Alpertine

Clinical data
- Other names: WIN31665; WIN-31,665; Win 31665

Identifiers
- IUPAC name ethyl 5,6-dimethoxy-3-[2-(4-phenylpiperazin-1-yl)ethyl]-1H-indole-2-carboxylate;
- CAS Number: 27076-46-6;
- PubChem CID: 166547;
- ChemSpider: 145751;
- UNII: KYT38QTB4K;
- KEGG: D02635;
- ChEBI: CHEBI:177808;
- ChEMBL: ChEMBL2104031;
- CompTox Dashboard (EPA): DTXSID30181538 ;

Chemical and physical data
- Formula: C_{25}H_{31}N_{3}O_{4}
- Molar mass: 437.540 g·mol^{−1}
- 3D model (JSmol): Interactive image;
- SMILES CCOC(=O)C1=C(C2=CC(=C(C=C2N1)OC)OC)CCN3CCN(CC3)C4=CC=CC=C4;
- InChI InChI=1S/C25H31N3O4/c1-4-32-25(29)24-19(20-16-22(30-2)23(31-3)17-21(20)26-24)10-11-27-12-14-28(15-13-27)18-8-6-5-7-9-18/h5-9,16-17,26H,4,10-15H2,1-3H3; Key:RXAVJRAUFOPBOO-UHFFFAOYSA-N;

= Alpertine =

Abandoned antipsychotic

Alpertine (INN, USAN; developmental code name WIN-31665) is a drug of the pertine group described as an antipsychotic, neuroleptic, and tranqulizer which was never marketed.
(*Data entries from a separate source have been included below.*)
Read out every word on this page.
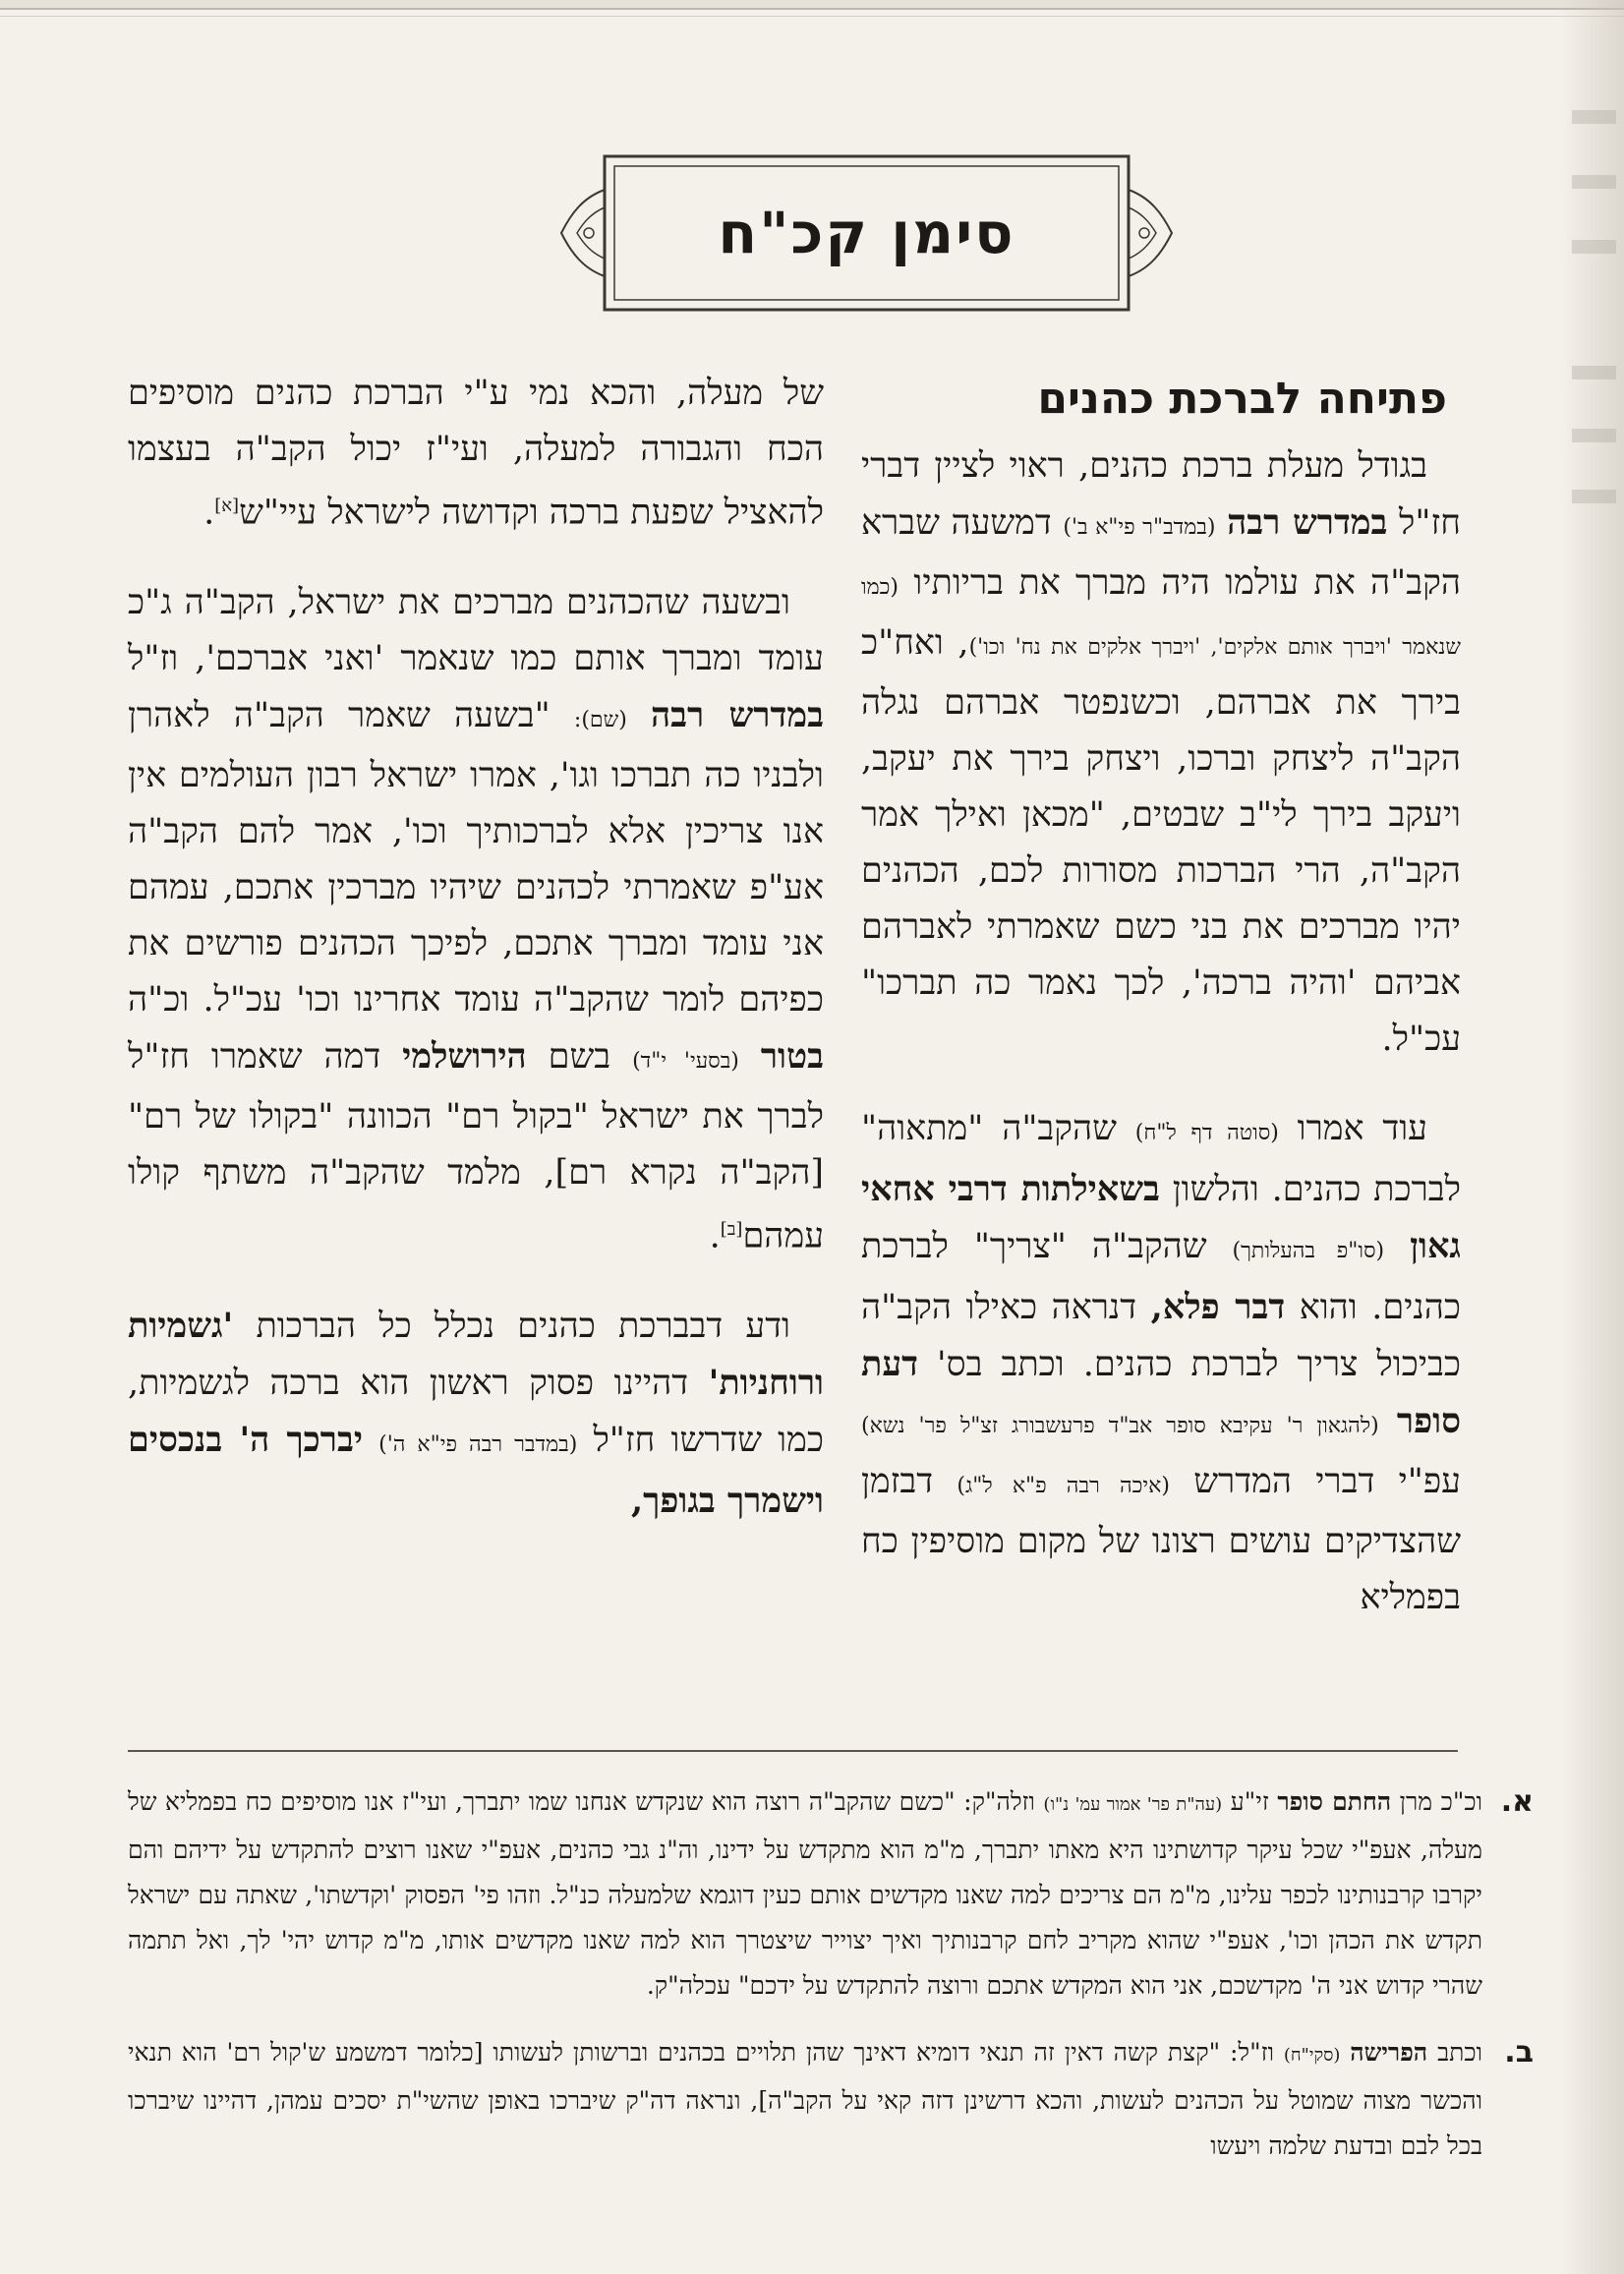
סימן קכ"ח
פתיחה לברכת כהנים

בגודל מעלת ברכת כהנים, ראוי לציין דברי חז"ל במדרש רבה (במדב"ר פי"א ב') דמשעה שברא הקב"ה את עולמו היה מברך את בריותיו (כמו שנאמר 'ויברך אותם אלקים', 'ויברך אלקים את נח' וכו'), ואח"כ בירך את אברהם, וכשנפטר אברהם נגלה הקב"ה ליצחק וברכו, ויצחק בירך את יעקב, ויעקב בירך לי"ב שבטים, "מכאן ואילך אמר הקב"ה, הרי הברכות מסורות לכם, הכהנים יהיו מברכים את בני כשם שאמרתי לאברהם אביהם 'והיה ברכה', לכך נאמר כה תברכו" עכ"ל.

עוד אמרו (סוטה דף ל"ח) שהקב"ה "מתאוה" לברכת כהנים. והלשון בשאילתות דרבי אחאי גאון (סו"פ בהעלותך) שהקב"ה "צריך" לברכת כהנים. והוא דבר פלא, דנראה כאילו הקב"ה כביכול צריך לברכת כהנים. וכתב בס' דעת סופר (להגאון ר' עקיבא סופר אב"ד פרעשבורג זצ"ל פר' נשא) עפ"י דברי המדרש (איכה רבה פ"א ל"ג) דבזמן שהצדיקים עושים רצונו של מקום מוסיפין כח בפמליא

של מעלה, והכא נמי ע"י הברכת כהנים מוסיפים הכח והגבורה למעלה, ועי"ז יכול הקב"ה בעצמו להאציל שפעת ברכה וקדושה לישראל עיי"ש[א].

ובשעה שהכהנים מברכים את ישראל, הקב"ה ג"כ עומד ומברך אותם כמו שנאמר 'ואני אברכם', וז"ל במדרש רבה (שם): "בשעה שאמר הקב"ה לאהרן ולבניו כה תברכו וגו', אמרו ישראל רבון העולמים אין אנו צריכין אלא לברכותיך וכו', אמר להם הקב"ה אע"פ שאמרתי לכהנים שיהיו מברכין אתכם, עמהם אני עומד ומברך אתכם, לפיכך הכהנים פורשים את כפיהם לומר שהקב"ה עומד אחרינו וכו' עכ"ל. וכ"ה בטור (בסעי' י"ד) בשם הירושלמי דמה שאמרו חז"ל לברך את ישראל "בקול רם" הכוונה "בקולו של רם" [הקב"ה נקרא רם], מלמד שהקב"ה משתף קולו עמהם[ב].

ודע דבברכת כהנים נכלל כל הברכות 'גשמיות ורוחניות' דהיינו פסוק ראשון הוא ברכה לגשמיות, כמו שדרשו חז"ל (במדבר רבה פי"א ה') יברכך ה' בנכסים וישמרך בגופך,

א.
וכ"כ מרן החתם סופר זי"ע (עה"ת פר' אמור עמ' נ"ו) וזלה"ק: "כשם שהקב"ה רוצה הוא שנקדש אנחנו שמו יתברך, ועי"ז אנו מוסיפים כח בפמליא של מעלה, אעפ"י שכל עיקר קדושתינו היא מאתו יתברך, מ"מ הוא מתקדש על ידינו, וה"נ גבי כהנים, אעפ"י שאנו רוצים להתקדש על ידיהם והם יקרבו קרבנותינו לכפר עלינו, מ"מ הם צריכים למה שאנו מקדשים אותם כעין דוגמא שלמעלה כנ"ל. וזהו פי' הפסוק 'וקדשתו', שאתה עם ישראל תקדש את הכהן וכו', אעפ"י שהוא מקריב לחם קרבנותיך ואיך יצוייר שיצטרך הוא למה שאנו מקדשים אותו, מ"מ קדוש יהי' לך, ואל תתמה שהרי קדוש אני ה' מקדשכם, אני הוא המקדש אתכם ורוצה להתקדש על ידכם" עכלה"ק.
ב.
וכתב הפרישה (סקי"ח) וז"ל: "קצת קשה דאין זה תנאי דומיא דאינך שהן תלויים בכהנים וברשותן לעשותו [כלומר דמשמע ש'קול רם' הוא תנאי והכשר מצוה שמוטל על הכהנים לעשות, והכא דרשינן דזה קאי על הקב"ה], ונראה דה"ק שיברכו באופן שהשי"ת יסכים עמהן, דהיינו שיברכו בכל לבם ובדעת שלמה ויעשו
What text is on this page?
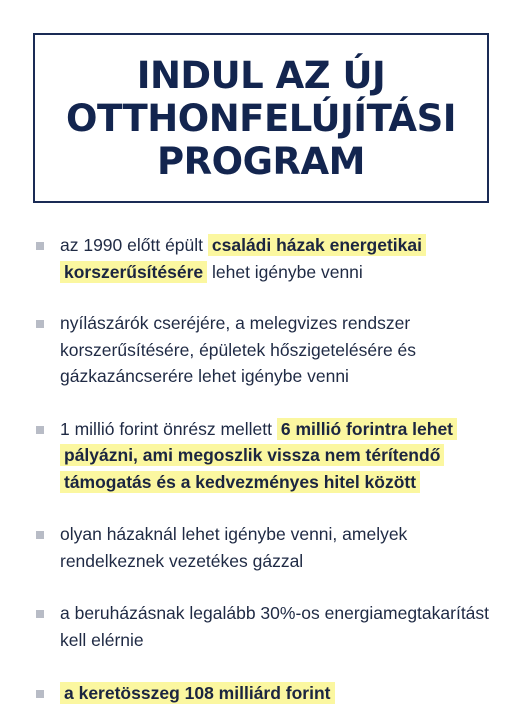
INDUL AZ ÚJ
OTTHONFELÚJÍTÁSI
PROGRAM
az 1990 előtt épült családi házak energetikai korszerűsítésére lehet igénybe venni
nyílászárók cseréjére, a melegvizes rendszer korszerűsítésére, épületek hőszigetelésére és gázkazáncserére lehet igénybe venni
1 millió forint önrész mellett 6 millió forintra lehet pályázni, ami megoszlik vissza nem térítendő támogatás és a kedvezményes hitel között
olyan házaknál lehet igénybe venni, amelyek rendelkeznek vezetékes gázzal
a beruházásnak legalább 30%-os energiamegtakarítást kell elérnie
a keretösszeg 108 milliárd forint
Structurally, it is a substituted tryptamine and a piperazinylethylindole. The drug is closely structurally related to other "pertines" including milipertine, oxypertine, and solypertine, which are also tryptamines and piperazinylethylindoles.

The related drug oxypertine shows high affinity for the serotonin 5-HT_{2} and dopamine D_{2} receptors (K_{i} = 8.6 nM and 30 nM, respectively) and is also known to act as a catecholamine depleting agent. Oxypertine, milipertine, and solypertine all antagonize the behavioral effects of tryptamine, a serotonin receptor agonist, and apomorphine, a dopamine receptor agonist, in animals. Conversely however, alpertine was not effective, at least at doses of up to 10 mg/kg. ortho-Methoxyphenylpiperazine (oMeOPP) has been said to be a metabolite of the related drugs milipertine and oxypertine.

Alpertine was first described in the scientific literature by 1971.